Inspect condensed features¶
result.condensed_features is a DataFrame with one row per condensed node
and one column per HKS timescale (short to long).
result.condensed_features.head()
| hks_0 | hks_1 | hks_2 | hks_3 | hks_4 | hks_5 | hks_6 | hks_7 | hks_8 | hks_9 | ... | hks_22 | hks_23 | hks_24 | hks_25 | hks_26 | hks_27 | hks_28 | hks_29 | hks_30 | hks_31 | |
|---|---|---|---|---|---|---|---|---|---|---|---|---|---|---|---|---|---|---|---|---|---|
| -1 | NaN | NaN | NaN | NaN | NaN | NaN | NaN | NaN | NaN | NaN | ... | NaN | NaN | NaN | NaN | NaN | NaN | NaN | NaN | NaN | NaN |
| 0 | -14.385658 | -14.431233 | -14.485003 | -14.548036 | -14.621345 | -14.705779 | -14.801884 | -14.909724 | -15.028725 | -15.157562 | ... | -16.859406 | -16.967730 | -17.072580 | -17.173508 | -17.270723 | -17.365082 | -17.457726 | -17.549759 | -17.642195 | -17.736143 |
| 1 | -14.364993 | -14.412881 | -14.469562 | -14.536244 | -14.614092 | -14.704091 | -14.806849 | -14.922342 | -15.049617 | -15.186545 | ... | -16.811813 | -16.923306 | -17.035780 | -17.150280 | -17.267025 | -17.385151 | -17.503065 | -17.619148 | -17.732439 | -17.842937 |
| 2 | -13.221722 | -13.261107 | -13.307681 | -13.362417 | -13.426250 | -13.499960 | -13.584015 | -13.678332 | -13.782001 | -13.892975 | ... | -14.922030 | -15.024227 | -15.144602 | -15.286610 | -15.454020 | -15.650618 | -15.879692 | -16.143141 | -16.439947 | -16.763842 |
| 3 | -13.275511 | -13.289325 | -13.305492 | -13.324290 | -13.345988 | -13.370837 | -13.399064 | -13.430880 | -13.466506 | -13.506241 | ... | -15.134044 | -15.446198 | -15.793377 | -16.164434 | -16.537655 | -16.882639 | -17.172083 | -17.397886 | -17.573887 | -17.722248 |
5 rows × 32 columns
Visualize on the mesh¶
Map one feature column back to the simplified mesh vertices using
result.simple_labels — an integer array (one entry per vertex) indicating
which condensed node each vertex belongs to.
poly = pv.make_tri_mesh(*result.simple_mesh)
col = result.condensed_features.columns[10]
scalars = result.condensed_features[col].reindex(result.simple_labels).values
plotter = pv.Plotter(off_screen=True, window_size=(800, 500))
plotter.add_mesh(poly, scalars=scalars, cmap="coolwarm", show_scalar_bar=False)
plotter.view_isometric()
plotter.export_html("hks_feature.html")
b64 = base64.b64encode(open("hks_feature.html", "rb").read()).decode()
with warnings.catch_warnings():
warnings.simplefilter("ignore", UserWarning)
display(
HTML(
f'<iframe src="data:text/html;base64,{b64}" style="width:100%;height:500px;border:none;"></iframe>'
)
)
/home/runner/work/meshmash/meshmash/.venv/lib/python3.12/site-packages/pyvista/plotting/plotter.py:159: UserWarning: This system does not appear to be running an xserver.
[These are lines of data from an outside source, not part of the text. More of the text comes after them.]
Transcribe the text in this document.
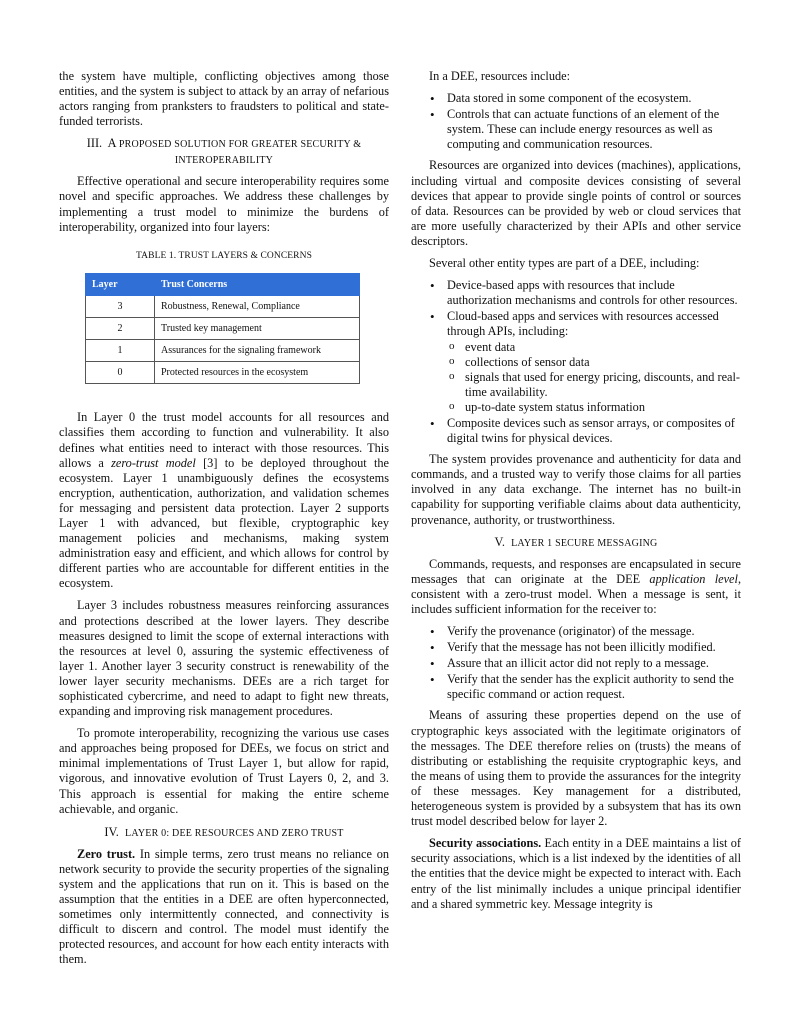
the system have multiple, conflicting objectives among those entities, and the system is subject to attack by an array of nefarious actors ranging from pranksters to fraudsters to political and state-funded terrorists.

III. A PROPOSED SOLUTION FOR GREATER SECURITY & INTEROPERABILITY

Effective operational and secure interoperability requires some novel and specific approaches. We address these challenges by implementing a trust model to minimize the burdens of interoperability, organized into four layers:

TABLE 1. TRUST LAYERS & CONCERNS
Layer	Trust Concerns
3	Robustness, Renewal, Compliance
2	Trusted key management
1	Assurances for the signaling framework
0	Protected resources in the ecosystem

In Layer 0 the trust model accounts for all resources and classifies them according to function and vulnerability. It also defines what entities need to interact with those resources. This allows a zero-trust model [3] to be deployed throughout the ecosystem. Layer 1 unambiguously defines the ecosystems encryption, authentication, authorization, and validation schemes for messaging and persistent data protection. Layer 2 supports Layer 1 with advanced, but flexible, cryptographic key management policies and mechanisms, making system administration easy and efficient, and which allows for control by different parties who are accountable for different entities in the ecosystem.

Layer 3 includes robustness measures reinforcing assurances and protections described at the lower layers. They describe measures designed to limit the scope of external interactions with the resources at level 0, assuring the systemic effectiveness of layer 1. Another layer 3 security construct is renewability of the lower layer security mechanisms. DEEs are a rich target for sophisticated cybercrime, and need to adapt to fight new threats, expanding and improving risk management procedures.

To promote interoperability, recognizing the various use cases and approaches being proposed for DEEs, we focus on strict and minimal implementations of Trust Layer 1, but allow for rapid, vigorous, and innovative evolution of Trust Layers 0, 2, and 3. This approach is essential for making the entire scheme achievable, and organic.

IV. LAYER 0: DEE RESOURCES AND ZERO TRUST

Zero trust. In simple terms, zero trust means no reliance on network security to provide the security properties of the signaling system and the applications that run on it. This is based on the assumption that the entities in a DEE are often hyperconnected, sometimes only intermittently connected, and connectivity is difficult to discern and control. The model must identify the protected resources, and account for how each entity interacts with them.

In a DEE, resources include:

• Data stored in some component of the ecosystem.
• Controls that can actuate functions of an element of the system. These can include energy resources as well as computing and communication resources.

Resources are organized into devices (machines), applications, including virtual and composite devices consisting of several devices that appear to provide single points of control or sources of data. Resources can be provided by web or cloud services that are more usefully characterized by their APIs and other service descriptors.

Several other entity types are part of a DEE, including:

• Device-based apps with resources that include authorization mechanisms and controls for other resources.
• Cloud-based apps and services with resources accessed through APIs, including:
o event data
o collections of sensor data
o signals that used for energy pricing, discounts, and real-time availability.
o up-to-date system status information
• Composite devices such as sensor arrays, or composites of digital twins for physical devices.

The system provides provenance and authenticity for data and commands, and a trusted way to verify those claims for all parties involved in any data exchange. The internet has no built-in capability for supporting verifiable claims about data authenticity, provenance, authority, or trustworthiness.

V. LAYER 1 SECURE MESSAGING

Commands, requests, and responses are encapsulated in secure messages that can originate at the DEE application level, consistent with a zero-trust model. When a message is sent, it includes sufficient information for the receiver to:

• Verify the provenance (originator) of the message.
• Verify that the message has not been illicitly modified.
• Assure that an illicit actor did not reply to a message.
• Verify that the sender has the explicit authority to send the specific command or action request.

Means of assuring these properties depend on the use of cryptographic keys associated with the legitimate originators of the messages. The DEE therefore relies on (trusts) the means of distributing or establishing the requisite cryptographic keys, and the means of using them to provide the assurances for the integrity of these messages. Key management for a distributed, heterogeneous system is provided by a subsystem that has its own trust model described below for layer 2.

Security associations. Each entity in a DEE maintains a list of security associations, which is a list indexed by the identities of all the entities that the device might be expected to interact with. Each entry of the list minimally includes a unique principal identifier and a shared symmetric key. Message integrity is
PyVista will likely segfault when rendering. Try starting a virtual frame buffer with xvfb, or using ``pyvista.start_xvfb()`` warnings.warn(
Using CloudVolume for any neuron¶
To run on an arbitrary neuron from a segmentation dataset, fetch the mesh
with CloudVolume and pass it to
condensed_hks_pipeline in the same way:
from cloudvolume import CloudVolume
cv = CloudVolume(
"graphene://https://minnie.microns-daf.com/segmentation/table/minnie3_v1",
progress=False,
)
root_id = 864691136618675163 # MICrONs pyramidal neuron
raw = cv.mesh.get(root_id)[root_id]
raw = raw.deduplicate_vertices(is_chunk_aligned=True)
vertices, faces = raw.vertices, raw.faces
result = condensed_hks_pipeline((vertices, faces), verbose=True)
Full neurons are considerably larger than the dendrite sample; the pipeline will take longer and use more RAM, but the call is otherwise identical.